Tribunal Administratif de Nice — Décision N° TA06-2502440

mardi 13 mai 2025

JuridictionTribunal Administratif de Nice
SectionTribunal Administratif de Nice
N° DossierTA06-2502440
TypeOrdonnance
RecoursExcès de pouvoir
PublicationD
Avocat requérantBAKARY AFISSOU

Résumé IA

Le Tribunal Administratif de Nice a rejeté la requête de M. A, qui contestait un arrêté du préfet des Alpes-Maritimes portant à trois ans la durée d'une interdiction de retour sur le territoire français. La requête a été jugée irrecevable car tardive, ayant été enregistrée plus de dix mois après la notification de la décision attaquée, alors que le délai de recours était de quinze jours. En conséquence, le tribunal a rejeté l'ensemble des conclusions, y compris celles aux fins d'injonction et au titre des frais de justice, sur le fondement des articles L. 614-5 et R. 922-17 du code de l'entrée et du séjour des étrangers et du droit d'asile.

Texte intégral

Vu la procédure suivante :

Par une requête, enregistrée le 4 mai 2025, M. B A, représenté par Me Bakary, demande au tribunal :

1°) d'annuler l'arrêté du 26 juin 2024 par lequel le préfet des Alpes-Maritimes a porté la durée de l'interdiction de retour sur le territoire du 24 mars 2024 à une durée de trois ans ;

2°) d'enjoindre au préfet des Alpes-Maritimes de procéder à l'effacement du signalement aux fins de non admission inscrit au système d'information Schengen ;

3°) d'enjoindre au préfet des Alpes-Maritimes de réexaminer sa situation et dans l'attente de lui délivrer un titre de séjour ;

4°) de mettre à la charge de l'Etat une somme de 1 200 euros en application de l'article L. 761-1 du code de justice administrative et de l'article 37 de la loi du 10 juillet 1991.

Il soutient que :

- l'arrêté en litige est insuffisamment motivé ;

- il est entaché d'un vice de procédure ;

- il méconnaît les stipulations de l'article 8 de la convention européenne de sauvegarde des droits de l'homme.

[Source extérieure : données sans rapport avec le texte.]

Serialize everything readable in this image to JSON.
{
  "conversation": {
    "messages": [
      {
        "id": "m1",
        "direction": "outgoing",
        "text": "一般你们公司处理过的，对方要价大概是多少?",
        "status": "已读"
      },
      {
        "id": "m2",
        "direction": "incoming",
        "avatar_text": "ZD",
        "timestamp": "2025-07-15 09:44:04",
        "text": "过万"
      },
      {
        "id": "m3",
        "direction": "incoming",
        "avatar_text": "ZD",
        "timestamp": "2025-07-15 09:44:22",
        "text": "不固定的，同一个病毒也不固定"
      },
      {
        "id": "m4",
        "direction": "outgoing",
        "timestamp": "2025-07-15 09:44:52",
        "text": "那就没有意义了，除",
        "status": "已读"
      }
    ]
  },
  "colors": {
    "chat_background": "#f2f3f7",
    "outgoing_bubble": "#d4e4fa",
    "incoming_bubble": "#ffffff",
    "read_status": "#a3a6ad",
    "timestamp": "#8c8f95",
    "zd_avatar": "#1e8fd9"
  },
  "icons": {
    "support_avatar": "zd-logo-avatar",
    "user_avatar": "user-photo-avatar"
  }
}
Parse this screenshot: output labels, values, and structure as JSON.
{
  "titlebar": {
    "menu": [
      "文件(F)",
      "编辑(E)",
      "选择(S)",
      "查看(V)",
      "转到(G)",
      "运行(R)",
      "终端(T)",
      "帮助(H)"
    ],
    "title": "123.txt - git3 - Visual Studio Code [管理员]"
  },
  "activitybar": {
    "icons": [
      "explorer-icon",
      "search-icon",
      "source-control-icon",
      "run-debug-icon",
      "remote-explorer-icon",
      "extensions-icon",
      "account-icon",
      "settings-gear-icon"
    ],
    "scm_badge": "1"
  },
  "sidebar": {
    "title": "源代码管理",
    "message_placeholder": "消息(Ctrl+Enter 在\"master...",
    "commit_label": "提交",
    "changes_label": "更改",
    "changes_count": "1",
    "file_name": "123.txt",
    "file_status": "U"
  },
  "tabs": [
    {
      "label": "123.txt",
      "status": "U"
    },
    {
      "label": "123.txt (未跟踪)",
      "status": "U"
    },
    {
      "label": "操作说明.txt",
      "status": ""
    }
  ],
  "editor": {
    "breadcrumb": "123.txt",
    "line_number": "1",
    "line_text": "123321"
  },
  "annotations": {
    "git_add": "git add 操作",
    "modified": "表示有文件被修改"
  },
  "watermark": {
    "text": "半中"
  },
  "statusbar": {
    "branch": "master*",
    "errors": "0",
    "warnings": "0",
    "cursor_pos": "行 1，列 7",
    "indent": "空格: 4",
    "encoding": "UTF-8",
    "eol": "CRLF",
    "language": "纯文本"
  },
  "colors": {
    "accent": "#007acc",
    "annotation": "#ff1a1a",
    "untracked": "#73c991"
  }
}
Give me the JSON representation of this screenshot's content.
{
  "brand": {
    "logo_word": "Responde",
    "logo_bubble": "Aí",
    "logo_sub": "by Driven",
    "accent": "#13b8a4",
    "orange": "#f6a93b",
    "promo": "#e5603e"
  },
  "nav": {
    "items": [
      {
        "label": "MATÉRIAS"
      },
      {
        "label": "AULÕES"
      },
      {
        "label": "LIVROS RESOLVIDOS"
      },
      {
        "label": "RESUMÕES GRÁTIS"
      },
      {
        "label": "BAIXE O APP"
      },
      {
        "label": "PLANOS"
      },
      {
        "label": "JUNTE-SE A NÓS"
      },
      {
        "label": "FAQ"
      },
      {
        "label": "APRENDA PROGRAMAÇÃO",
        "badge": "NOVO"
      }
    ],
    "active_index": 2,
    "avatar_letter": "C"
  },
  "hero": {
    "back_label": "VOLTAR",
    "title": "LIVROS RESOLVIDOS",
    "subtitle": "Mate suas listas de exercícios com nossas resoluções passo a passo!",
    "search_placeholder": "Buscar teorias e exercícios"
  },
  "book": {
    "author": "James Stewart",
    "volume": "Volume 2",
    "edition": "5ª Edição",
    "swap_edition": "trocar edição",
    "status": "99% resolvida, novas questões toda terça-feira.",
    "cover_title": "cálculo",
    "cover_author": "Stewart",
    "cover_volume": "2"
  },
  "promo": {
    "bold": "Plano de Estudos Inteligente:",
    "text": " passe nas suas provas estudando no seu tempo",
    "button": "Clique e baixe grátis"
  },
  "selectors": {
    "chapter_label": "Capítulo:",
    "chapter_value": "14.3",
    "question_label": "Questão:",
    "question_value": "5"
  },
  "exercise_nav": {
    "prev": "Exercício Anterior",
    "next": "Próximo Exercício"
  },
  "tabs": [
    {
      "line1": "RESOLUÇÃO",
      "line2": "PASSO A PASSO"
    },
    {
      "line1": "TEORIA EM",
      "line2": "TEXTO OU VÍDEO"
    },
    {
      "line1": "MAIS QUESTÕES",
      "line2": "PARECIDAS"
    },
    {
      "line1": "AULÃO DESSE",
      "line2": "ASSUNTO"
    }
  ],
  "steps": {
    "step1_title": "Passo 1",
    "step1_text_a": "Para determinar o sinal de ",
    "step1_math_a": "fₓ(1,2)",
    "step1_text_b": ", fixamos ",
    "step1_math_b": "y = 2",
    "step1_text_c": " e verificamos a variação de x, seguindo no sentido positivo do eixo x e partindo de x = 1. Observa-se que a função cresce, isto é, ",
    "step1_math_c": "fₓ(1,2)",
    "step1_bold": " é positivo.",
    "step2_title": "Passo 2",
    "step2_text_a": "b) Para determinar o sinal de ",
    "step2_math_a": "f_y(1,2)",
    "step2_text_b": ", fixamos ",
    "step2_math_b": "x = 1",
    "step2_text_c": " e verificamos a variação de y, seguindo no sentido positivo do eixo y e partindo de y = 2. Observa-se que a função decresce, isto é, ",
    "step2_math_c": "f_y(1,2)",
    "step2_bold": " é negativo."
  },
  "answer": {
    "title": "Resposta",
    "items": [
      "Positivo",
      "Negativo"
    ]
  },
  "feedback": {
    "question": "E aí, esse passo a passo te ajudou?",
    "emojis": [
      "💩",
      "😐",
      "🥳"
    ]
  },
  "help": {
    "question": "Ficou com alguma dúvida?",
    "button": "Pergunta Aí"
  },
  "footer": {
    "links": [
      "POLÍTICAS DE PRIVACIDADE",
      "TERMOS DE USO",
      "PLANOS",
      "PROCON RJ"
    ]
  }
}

Vu les autres pièces du dossier.

Vu :

- le code de l'entrée et du séjour des étrangers et du droit d'asile ;

- le code de justice administrative.

La présidente du tribunal a désigné Mme Guilbert, conseillère, pour statuer en qualité de juge du contentieux de l'éloignement sur les requêtes instruites selon les dispositions des articles L. 921-1 et suivants du code de l'entrée et du séjour des étrangers et du droit d'asile.

Considérant ce qui suit :

1. Aux termes de l'article R. 900-1 du code de l'entrée et du séjour des étrangers et du droit d'asile dispose que : " Conformément à l'article L. 900-1, les requêtes dirigées contre les décisions prévues au présent code sont présentées, instruites et jugées selon les dispositions du code de justice administrative, sous réserve des dispositions du présent livre. ". Aux termes de l'articles L.614-5 du code de l'entrée et du séjour des étrangers et du droit d'asile en vigueur à la date de la décision et applicable aux décisions portant interdiction de retour sur le territoire : " Lorsque la décision portant obligation de quitter le territoire français prise en application des 1°, 2° ou 4° de l'article L. 611-1 est assortie d'un délai de départ volontaire, le président du tribunal administratif peut être saisi dans le délai de quinze jours suivant la notification de la décision. ". Aux termes de l'article L.921-1 du même code en vigueur à la date de la présente ordonnance : " Lorsqu'une disposition du présent code prévoit qu'une décision peut être contestée selon la procédure prévue au présent article, le tribunal administratif peut être saisi dans le délai de sept jours à compter de la notification de la décision. Sous réserve de l'article L. 921-4, il statue dans un délai de quinze jours à compter de l'introduction du recours. () ". Enfin, selon les termes de l'article R. 922-17 de ce code : " Le jugement est rendu, sans conclusions du rapporteur public, par le président du tribunal administratif ou le magistrat qu'il désigne à cet effet. / Les attributions dévolues par les dispositions réglementaires du code de justice administrative à la formation de jugement ou à son président sont exercées par ce magistrat. / Il peut, par ordonnance : / () 4° Rejeter les recours entachés d'une irrecevabilité manifeste non susceptible d'être couverte en cours d'instance. ".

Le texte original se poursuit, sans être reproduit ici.